Piramal, one of India Inc's savviest deal-makers, said on Thursday that he had divested an 11% stake in Vodafone India held by Piramal Enterprises for Rs 8,900 crore, pocketing a neat return of nearly 52% in a little over two years. On the other hand, Max Healthcare founder Singh got Rs 1,241 crore for his nearly 4.5% stake in the telco in a transaction which was done last month.
Post this development, Vodafone India will become a wholly-owned subsidiary of the British telecom major. The move comes after the Indian government allowed 100% foreign direct investment in the telecoms sector last year. Prior to this deal, Vodafone has invested Rs 55,000 crore since the time it entered India 2007.
Piramal Enterprises said it will sell its entire equity stake comprising 45,425,328 shares in Vodafone India to Prime Metals, an indirect subsidiary of Vodafone Group Plc. The deal values the telecom company at Rs 1,960 per share. The Piramal's flagship company picked up an 11% stake in two tranches, in August 2011 and February 2012, paying a total of Rs 5,864 crore or Rs 1,290 per share."The equity purchase in Vodafone was consistent with our objective of making investments that offer opportunity to generate attractive long-term return on equity," said Piramal Group chairman Ajay Piramal in a statement following the deal.
Significantly, the huge difference in the valuation of Piramal's stake and that of Singh's was attributed to the fact that Singh's holdings were through various companies, some of which had significant debts. In a joint statement post the Foreign Investment Promotion Board (FIPB) clearance last year, Vodafone and Singh had said, "The valuation of his (Singh's) stake in Vodafone India will have to take debt into consideration as well as the fact that the holdings are indirect unlike Piramal Enterprises' direct interest in Vodafone. The consideration payable to Singh is consistent with the agreements signed between him and Vodafone, which were filed with the FIPB in 2007 and 2009."
India's second largest mobile operator by subscriber numbers and revenues was given clearance by the FIPB in December last year and later got a Cabinet nod in February to acquire shares from its minority shareholders Piramal Enterprises and Singh, a non-executive chairman at Vodafone, for over Rs 10,000 crore to raise its holding in the Indian unit to 100%. Before accounting for these two transactions, Vodafone Plc held 84.5 % directly and indirectly in Vodafone India.
"I am glad to say that we have delivered against our targeted returns with this investment," Piramal said on Thursday. At the time of acquisition, he had said that he expected a pre-tax return of 17%-20% per annum on the investment.
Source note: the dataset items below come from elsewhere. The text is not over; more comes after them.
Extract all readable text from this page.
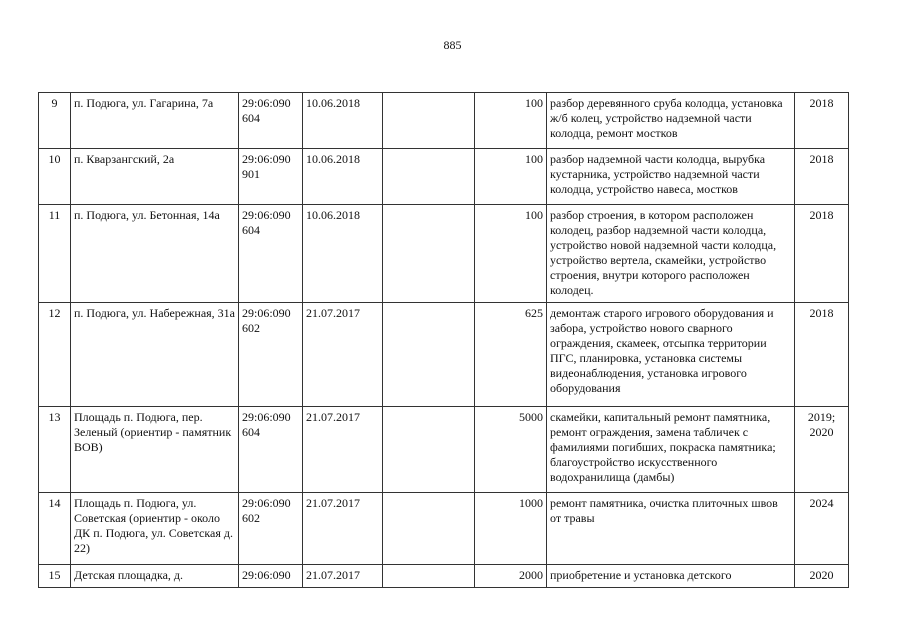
885
9	п. Подюга, ул. Гагарина, 7а	29:06:090 604	10.06.2018		100	разбор деревянного сруба колодца, установка ж/б колец, устройство надземной части колодца, ремонт мостков	2018
10	п. Кварзангский, 2а	29:06:090 901	10.06.2018		100	разбор надземной части колодца, вырубка кустарника, устройство надземной части колодца, устройство навеса, мостков	2018
11	п. Подюга, ул. Бетонная, 14а	29:06:090 604	10.06.2018		100	разбор строения, в котором расположен колодец, разбор надземной части колодца, устройство новой надземной части колодца, устройство вертела, скамейки, устройство строения, внутри которого расположен колодец.	2018
12	п. Подюга, ул. Набережная, 31а	29:06:090 602	21.07.2017		625	демонтаж старого игрового оборудования и забора, устройство нового сварного ограждения, скамеек, отсыпка территории ПГС, планировка, установка системы видеонаблюдения, установка игрового оборудования	2018
13	Площадь п. Подюга, пер. Зеленый (ориентир - памятник ВОВ)	29:06:090 604	21.07.2017		5000	скамейки, капитальный ремонт памятника, ремонт ограждения, замена табличек с фамилиями погибших, покраска памятника; благоустройство искусственного водохранилища (дамбы)	2019; 2020
14	Площадь п. Подюга, ул. Советская (ориентир - около ДК п. Подюга, ул. Советская д. 22)	29:06:090 602	21.07.2017		1000	ремонт памятника, очистка плиточных швов от травы	2024
15	Детская площадка, д.	29:06:090	21.07.2017		2000	приобретение и установка детского	2020
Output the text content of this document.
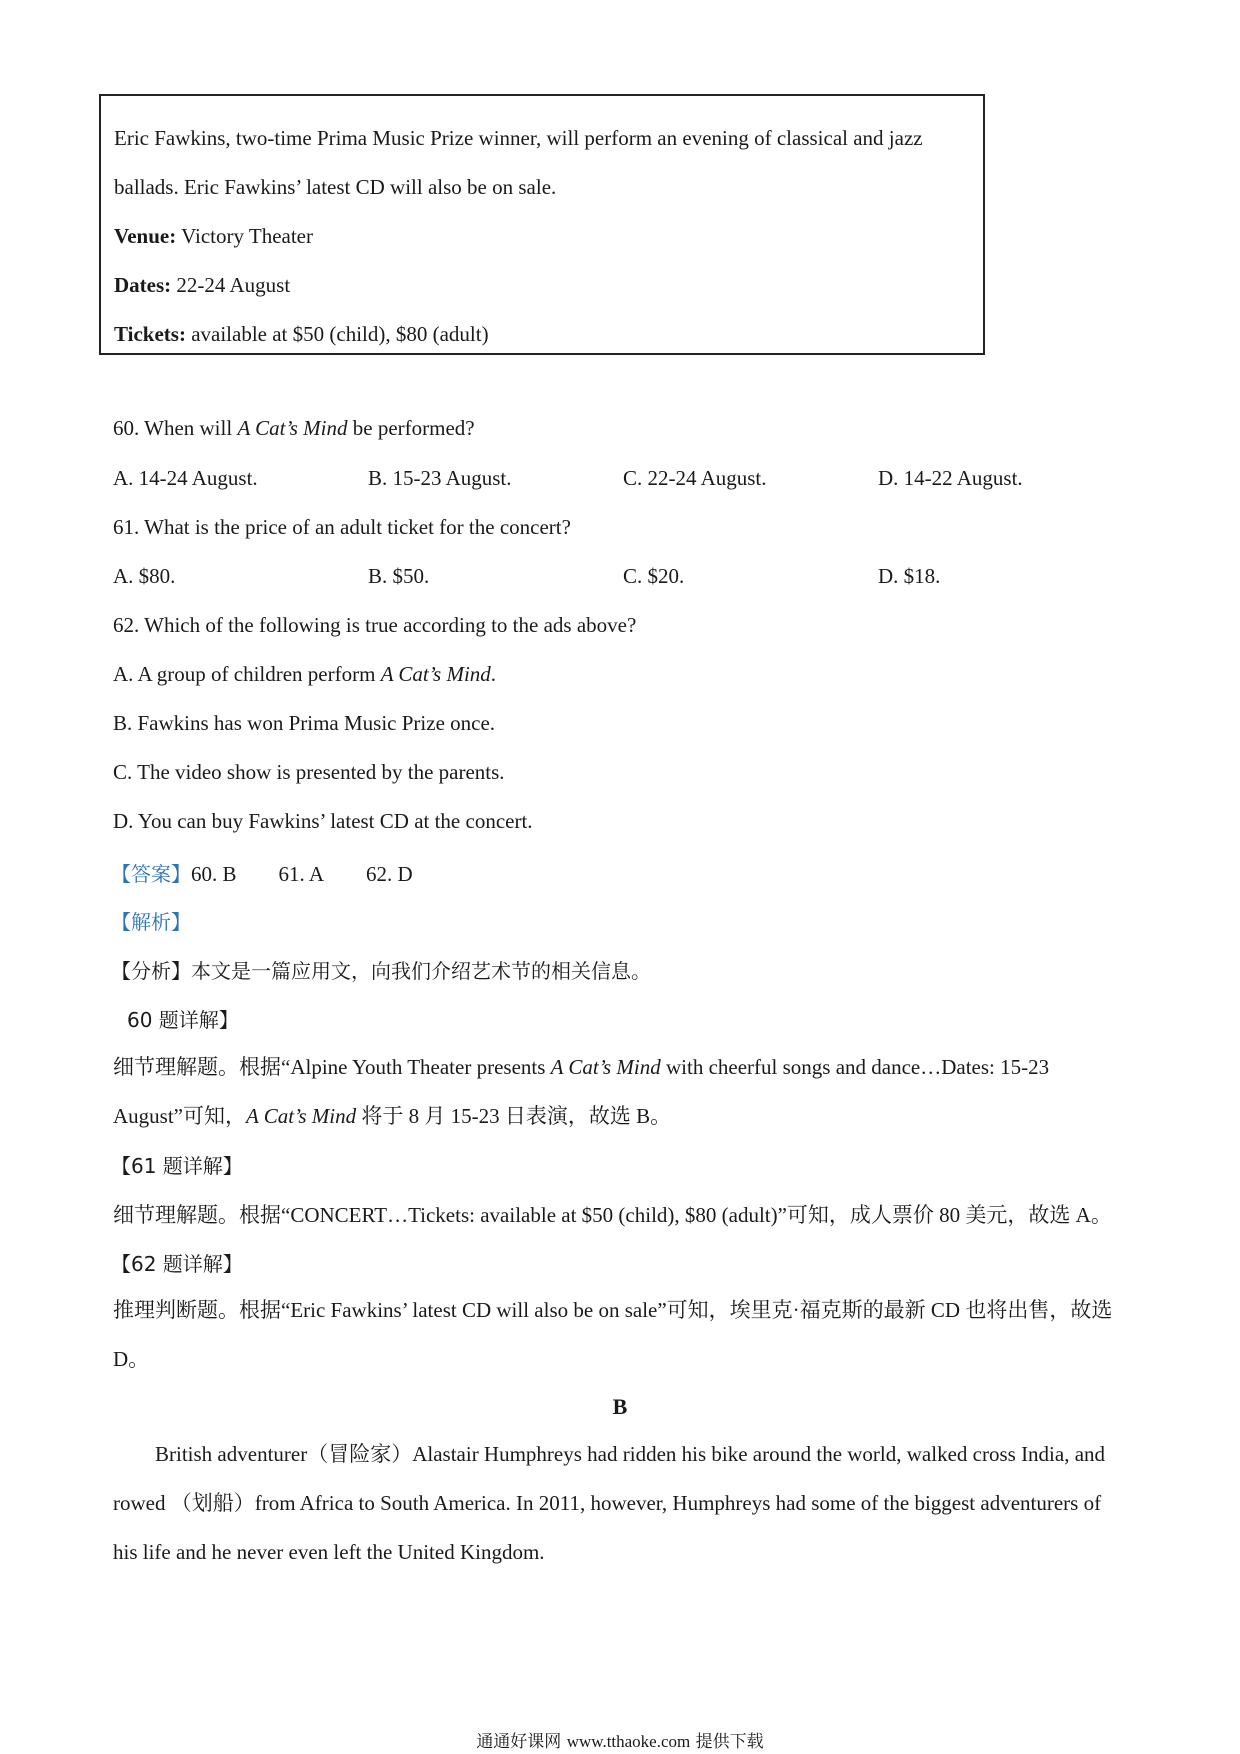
Eric Fawkins, two-time Prima Music Prize winner, will perform an evening of classical and jazz
ballads. Eric Fawkins’ latest CD will also be on sale.
Venue: Victory Theater
Dates: 22-24 August
Tickets: available at $50 (child), $80 (adult)
60. When will A Cat’s Mind be performed?
A. 14-24 August.	B. 15-23 August.	C. 22-24 August.	D. 14-22 August.
61. What is the price of an adult ticket for the concert?
A. $80.	B. $50.	C. $20.	D. $18.
62. Which of the following is true according to the ads above?
A. A group of children perform A Cat’s Mind.
B. Fawkins has won Prima Music Prize once.
C. The video show is presented by the parents.
D. You can buy Fawkins’ latest CD at the concert.
【答案】60. B 61. A 62. D
【解析】
【分析】本文是一篇应用文，向我们介绍艺术节的相关信息。
60 题详解】
细节理解题。根据“Alpine Youth Theater presents A Cat’s Mind with cheerful songs and dance…Dates: 15-23
August”可知，A Cat’s Mind 将于 8 月 15-23 日表演，故选 B。
【61 题详解】
细节理解题。根据“CONCERT…Tickets: available at $50 (child), $80 (adult)”可知，成人票价 80 美元，故选 A。
【62 题详解】
推理判断题。根据“Eric Fawkins’ latest CD will also be on sale”可知，埃里克·福克斯的最新 CD 也将出售，故选 D。
B
British adventurer（冒险家）Alastair Humphreys had ridden his bike around the world, walked cross India, and rowed （划船）from Africa to South America. In 2011, however, Humphreys had some of the biggest adventurers of his life and he never even left the United Kingdom.
通通好课网 www.tthaoke.com 提供下载
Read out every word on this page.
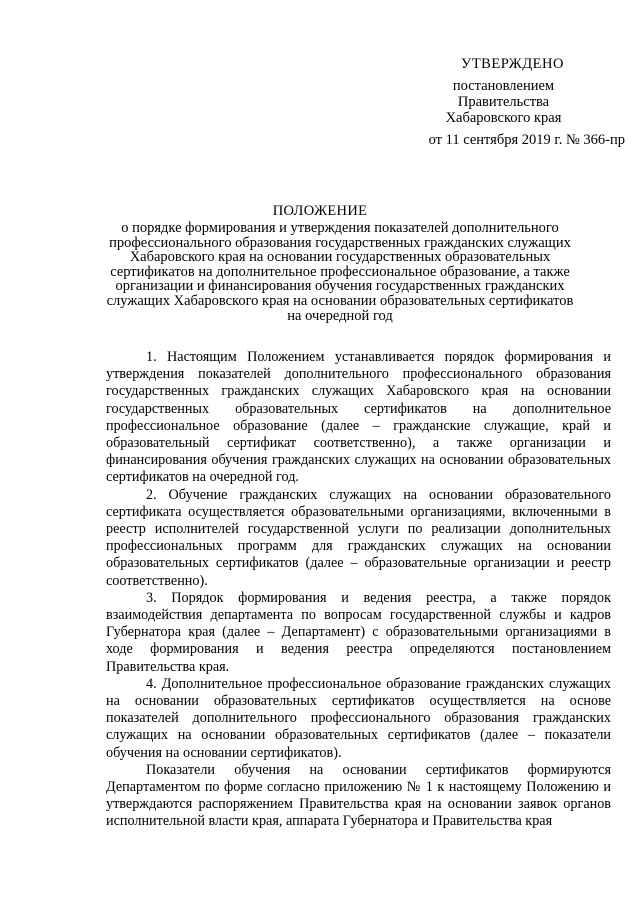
УТВЕРЖДЕНО
постановлением
Правительства
Хабаровского края
от 11 сентября 2019 г. № 366-пр
ПОЛОЖЕНИЕ
о порядке формирования и утверждения показателей дополнительного профессионального образования государственных гражданских служащих Хабаровского края на основании государственных образовательных сертификатов на дополнительное профессиональное образование, а также организации и финансирования обучения государственных гражданских служащих Хабаровского края на основании образовательных сертификатов на очередной год

1. Настоящим Положением устанавливается порядок формирования и утверждения показателей дополнительного профессионального образования государственных гражданских служащих Хабаровского края на основании государственных образовательных сертификатов на дополнительное профессиональное образование (далее – гражданские служащие, край и образовательный сертификат соответственно), а также организации и финансирования обучения гражданских служащих на основании образовательных сертификатов на очередной год.

2. Обучение гражданских служащих на основании образовательного сертификата осуществляется образовательными организациями, включенными в реестр исполнителей государственной услуги по реализации дополнительных профессиональных программ для гражданских служащих на основании образовательных сертификатов (далее – образовательные организации и реестр соответственно).

3. Порядок формирования и ведения реестра, а также порядок взаимодействия департамента по вопросам государственной службы и кадров Губернатора края (далее – Департамент) с образовательными организациями в ходе формирования и ведения реестра определяются постановлением Правительства края.

4. Дополнительное профессиональное образование гражданских служащих на основании образовательных сертификатов осуществляется на основе показателей дополнительного профессионального образования гражданских служащих на основании образовательных сертификатов (далее – показатели обучения на основании сертификатов).

Показатели обучения на основании сертификатов формируются Департаментом по форме согласно приложению № 1 к настоящему Положению и утверждаются распоряжением Правительства края на основании заявок органов исполнительной власти края, аппарата Губернатора и Правительства края
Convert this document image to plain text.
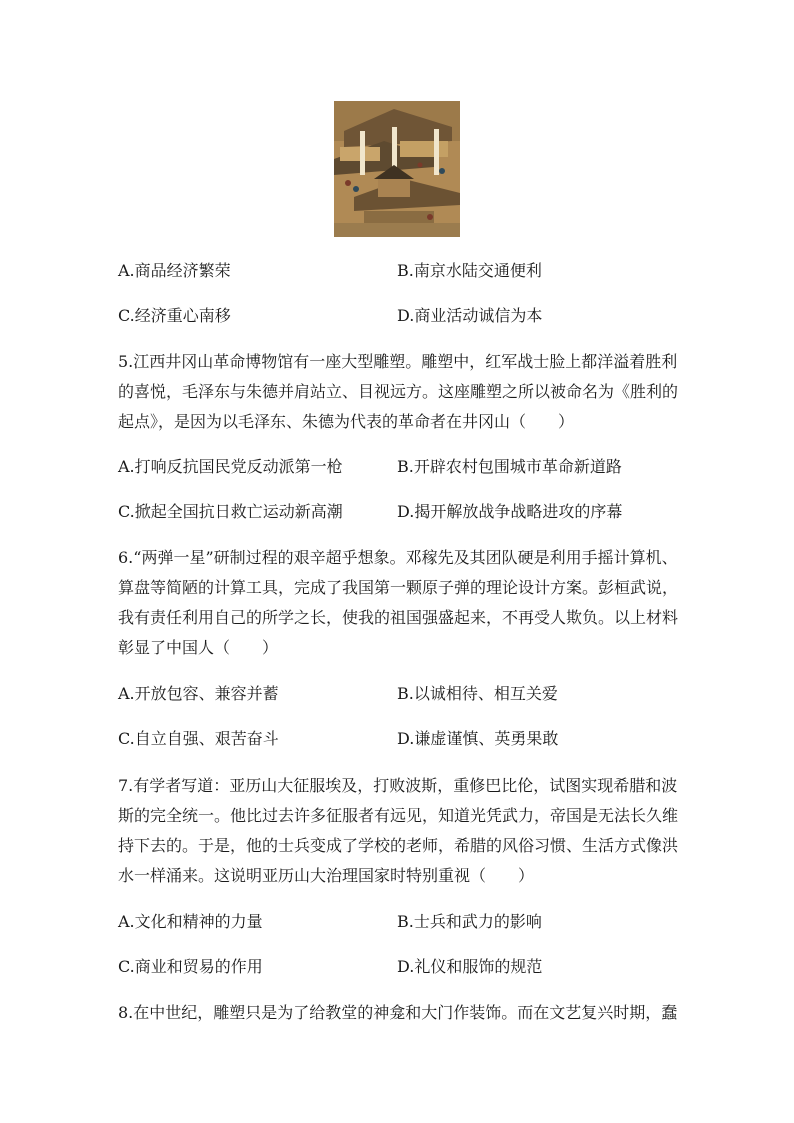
A.商品经济繁荣	B.南京水陆交通便利
C.经济重心南移	D.商业活动诚信为本
5.江西井冈山革命博物馆有一座大型雕塑。雕塑中，红军战士脸上都洋溢着胜利
的喜悦，毛泽东与朱德并肩站立、目视远方。这座雕塑之所以被命名为《胜利的
起点》，是因为以毛泽东、朱德为代表的革命者在井冈山（　　）
A.打响反抗国民党反动派第一枪	B.开辟农村包围城市革命新道路
C.掀起全国抗日救亡运动新高潮	D.揭开解放战争战略进攻的序幕
6.“两弹一星”研制过程的艰辛超乎想象。邓稼先及其团队硬是利用手摇计算机、
算盘等简陋的计算工具，完成了我国第一颗原子弹的理论设计方案。彭桓武说，
我有责任利用自己的所学之长，使我的祖国强盛起来，不再受人欺负。以上材料
彰显了中国人（　　）
A.开放包容、兼容并蓄	B.以诚相待、相互关爱
C.自立自强、艰苦奋斗	D.谦虚谨慎、英勇果敢
7.有学者写道：亚历山大征服埃及，打败波斯，重修巴比伦，试图实现希腊和波
斯的完全统一。他比过去许多征服者有远见，知道光凭武力，帝国是无法长久维
持下去的。于是，他的士兵变成了学校的老师，希腊的风俗习惯、生活方式像洪
水一样涌来。这说明亚历山大治理国家时特别重视（　　）
A.文化和精神的力量	B.士兵和武力的影响
C.商业和贸易的作用	D.礼仪和服饰的规范
8.在中世纪，雕塑只是为了给教堂的神龛和大门作装饰。而在文艺复兴时期，蠢
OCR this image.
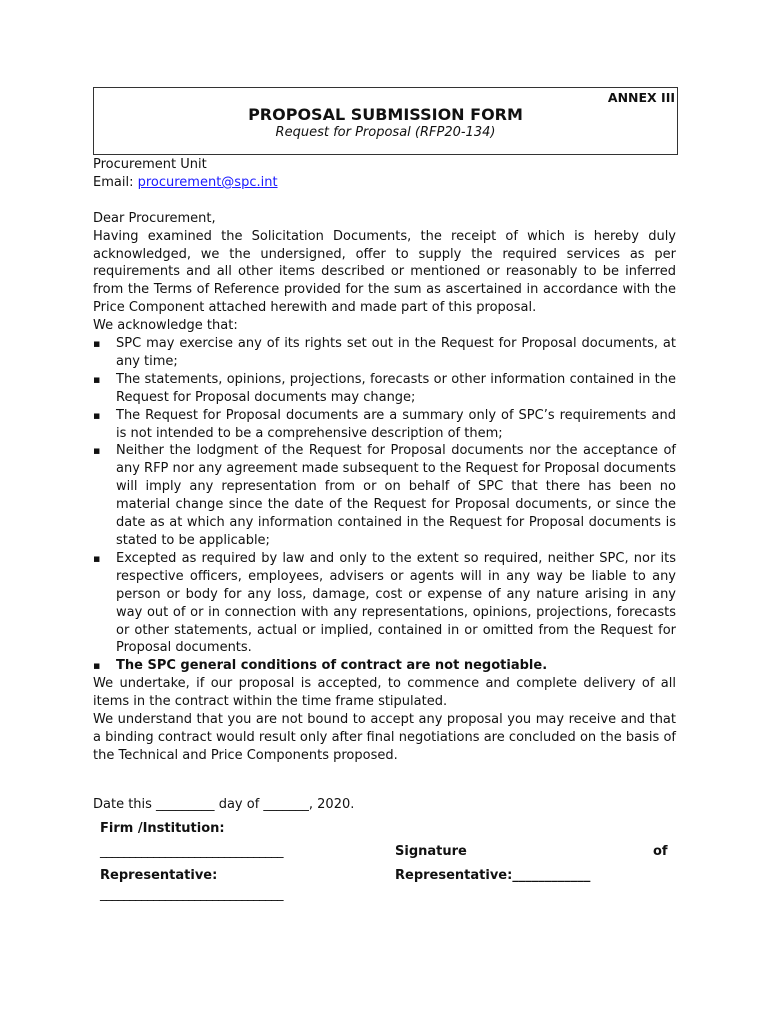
ANNEX III
PROPOSAL SUBMISSION FORM
Request for Proposal (RFP20-134)

Procurement Unit

Email: procurement@spc.int

Dear Procurement,

Having examined the Solicitation Documents, the receipt of which is hereby duly acknowledged, we the undersigned, offer to supply the required services as per requirements and all other items described or mentioned or reasonably to be inferred from the Terms of Reference provided for the sum as ascertained in accordance with the Price Component attached herewith and made part of this proposal.

We acknowledge that:

▪ SPC may exercise any of its rights set out in the Request for Proposal documents, at any time;
▪ The statements, opinions, projections, forecasts or other information contained in the Request for Proposal documents may change;
▪ The Request for Proposal documents are a summary only of SPC’s requirements and is not intended to be a comprehensive description of them;
▪ Neither the lodgment of the Request for Proposal documents nor the acceptance of any RFP nor any agreement made subsequent to the Request for Proposal documents will imply any representation from or on behalf of SPC that there has been no material change since the date of the Request for Proposal documents, or since the date as at which any information contained in the Request for Proposal documents is stated to be applicable;
▪ Excepted as required by law and only to the extent so required, neither SPC, nor its respective officers, employees, advisers or agents will in any way be liable to any person or body for any loss, damage, cost or expense of any nature arising in any way out of or in connection with any representations, opinions, projections, forecasts or other statements, actual or implied, contained in or omitted from the Request for Proposal documents.
▪ The SPC general conditions of contract are not negotiable.

We undertake, if our proposal is accepted, to commence and complete delivery of all items in the contract within the time frame stipulated.

We understand that you are not bound to accept any proposal you may receive and that a binding contract would result only after final negotiations are concluded on the basis of the Technical and Price Components proposed.

Date this _________ day of _______, 2020.
Firm /Institution:
_______________________________	Signature	of
Representative:	Representative:____________
_______________________________
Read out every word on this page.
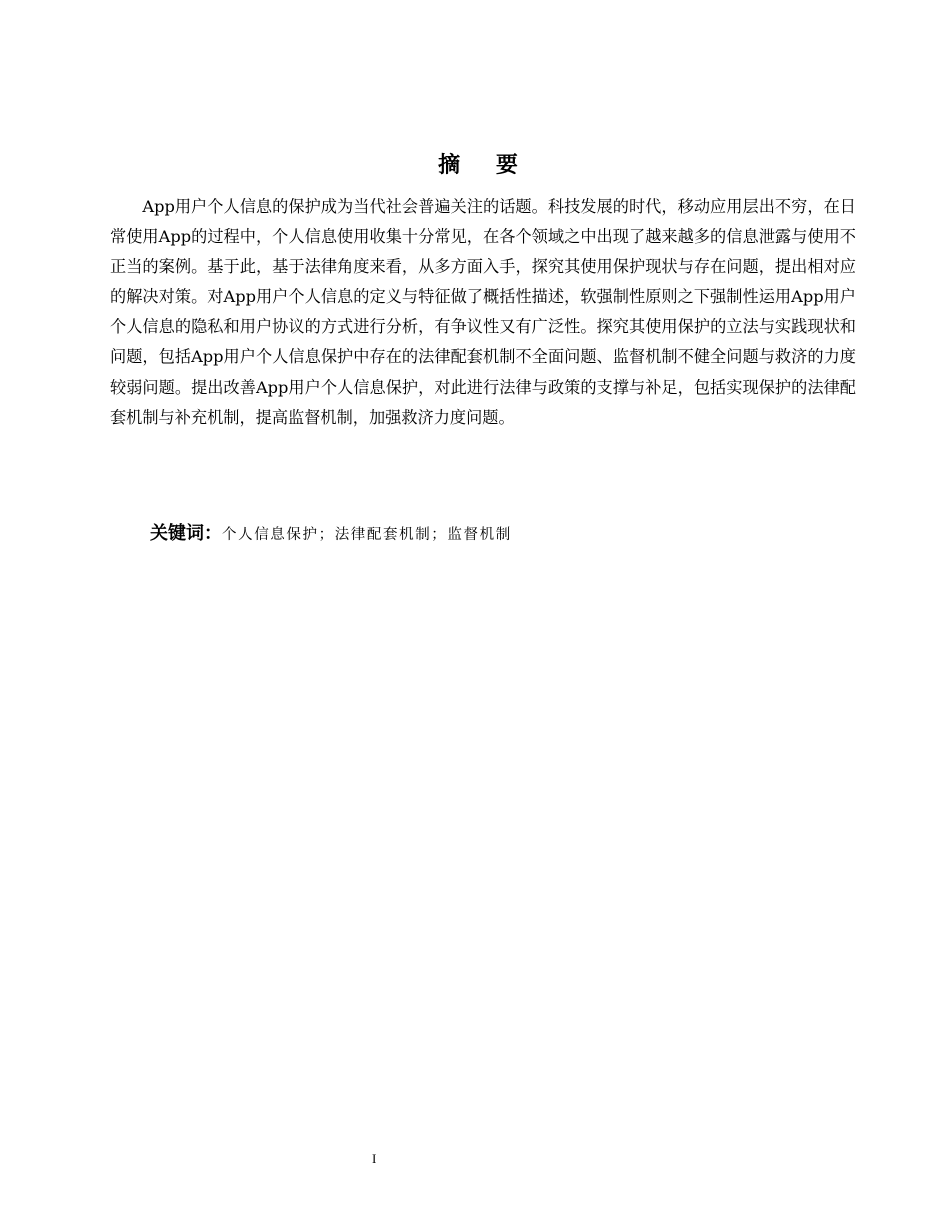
摘 要

App用户个人信息的保护成为当代社会普遍关注的话题。科技发展的时代，移动应用层出不穷，在日常使用App的过程中，个人信息使用收集十分常见，在各个领域之中出现了越来越多的信息泄露与使用不正当的案例。基于此，基于法律角度来看，从多方面入手，探究其使用保护现状与存在问题，提出相对应的解决对策。对App用户个人信息的定义与特征做了概括性描述，软强制性原则之下强制性运用App用户个人信息的隐私和用户协议的方式进行分析，有争议性又有广泛性。探究其使用保护的立法与实践现状和问题，包括App用户个人信息保护中存在的法律配套机制不全面问题、监督机制不健全问题与救济的力度较弱问题。提出改善App用户个人信息保护，对此进行法律与政策的支撑与补足，包括实现保护的法律配套机制与补充机制，提高监督机制，加强救济力度问题。

关键词：个人信息保护；法律配套机制；监督机制
I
Piramal Enterprises would make an exit from Vodafone either through a proposed IPO of the telco, or sell its stake to another company or to Vodafone itself, he had said earlier.
The "strategic stake'' was acquired for "value creation" when Piramal wanted to park the surplus funds of $3.72 billion after selling the domestic formulations business to Abbott in 2010.
"This reconfirms Vodafone's commitment to India. We cannot judge much from the valuation of this transaction since it is subject to specifics, but the sector today shows more stability on the regulatory and business front than in the past two to three years, more investor confidence and a position for better growth," said Mohammad Chowdhury, telecom, media & technology industry leader at PricewaterhouseCoopers India.
Vodafone India has a revenue market share of 21.6%, while industry leader Bharti Airtel boasts of a 29% share. The British operator is flush with funds after concluding the sale of its 45% stake in US telecom carrier Verizon Wireless for $130 billion. Its CEO, Vittorio Colao, has been divesting minority stakes and joint ventures globally as it focuses on the Asian and African market for growth potential.
In 2007, Vodafone spent $11.1 billion to acquire a 67% stake in Hutchison Whampoa's Indian assets and then got Essar to offload its 33% shares for almost $5 billion in 2011. Vodafone Essar has existed in various forms since the mid-90s, when it started operations as Max Touch. It has since metamorphosed through various avatars and was renamed first as Orange and subsequently as Hutch, before Vodafone took a controlling stake. For the quarter ended December 31, 2013, Vodafone India's revenue grew by 13.2% year-on-year. This was driven by continued customer growth, higher voice usage and improved voice pricing, the operator said.